When I reached 17/18 years old, I had filled out a little bit, probably due to an ignorant and adolescent attitude that I could eat whatever I wanted and not have to worry about putting on weight. I was a little more confident but not enough to stop the statement coming out of my mouth to my parents that I wanted to get a boob job. That sounds crazy to me now but at the time I was set on it.
When I met my boyfriend in 2007, I was incredibly shy about my boobs, I would never let him see me without a bra, though not through his lack of trying! Sorry TMI! I remember telling him my plans to get a boob job and while he didn’t think I should, he knew that he couldn’t tell me what to do. So instead he did something amazing, slowly he helped build up my confidence with how I looked at myself, at my body, at my boobs and over time I fantasized less and less about one day getting a boob job. Then something else happened, I realized that one of the main passions in life was getting dressed, putting outfits together and just clothes in general. Being interested in style is an arena where having no boobs actually benefits. Now, this is not to suggest that you have to have little to no boobs when it comes to having an interest in personal style or fashion because expressing your individual style is not about what body-type you have. But I think you can understand where I’m coming from and that I finally found a place where having no boobs worked to my advantage.

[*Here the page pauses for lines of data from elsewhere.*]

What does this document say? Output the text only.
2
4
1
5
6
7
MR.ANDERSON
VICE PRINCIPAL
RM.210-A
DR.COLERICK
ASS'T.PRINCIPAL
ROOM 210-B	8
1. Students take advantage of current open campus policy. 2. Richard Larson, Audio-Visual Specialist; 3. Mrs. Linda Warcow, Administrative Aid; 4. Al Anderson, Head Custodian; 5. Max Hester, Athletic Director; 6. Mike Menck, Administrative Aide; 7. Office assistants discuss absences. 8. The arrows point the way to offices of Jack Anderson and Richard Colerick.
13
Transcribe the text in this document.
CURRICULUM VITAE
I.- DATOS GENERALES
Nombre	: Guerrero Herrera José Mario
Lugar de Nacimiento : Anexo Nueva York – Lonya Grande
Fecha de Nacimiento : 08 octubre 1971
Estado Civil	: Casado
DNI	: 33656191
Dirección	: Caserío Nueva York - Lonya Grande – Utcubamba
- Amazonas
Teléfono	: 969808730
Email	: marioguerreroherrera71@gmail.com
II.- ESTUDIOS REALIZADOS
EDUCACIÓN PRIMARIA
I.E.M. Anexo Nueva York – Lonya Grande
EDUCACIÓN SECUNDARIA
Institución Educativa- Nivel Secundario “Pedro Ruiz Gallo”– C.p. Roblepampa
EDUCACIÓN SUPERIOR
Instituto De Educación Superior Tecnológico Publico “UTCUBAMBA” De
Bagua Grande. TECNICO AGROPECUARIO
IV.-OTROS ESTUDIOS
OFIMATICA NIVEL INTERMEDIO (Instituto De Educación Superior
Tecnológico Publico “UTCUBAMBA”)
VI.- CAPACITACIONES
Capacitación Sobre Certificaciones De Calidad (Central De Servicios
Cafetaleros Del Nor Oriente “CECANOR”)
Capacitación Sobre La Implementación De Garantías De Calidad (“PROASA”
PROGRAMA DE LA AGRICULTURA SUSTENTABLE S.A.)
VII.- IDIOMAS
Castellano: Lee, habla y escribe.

I also am aware that I don’t want to spread the message that you need a man or woman to give you confidence but it’s also okay to admit you did have help from someone. This also isn’t a story against a woman who has boob jobs because I understand that it is the only option for some. But I will say if you are considerably young and considering getting a boob job, give yourself time because your feelings will likely and hopefully change because as I’ve gotten older, I have undoubtedly become more confident in my mind, body, and soul, as have many other women I know. So give yourself time to work on you first before making any decisions.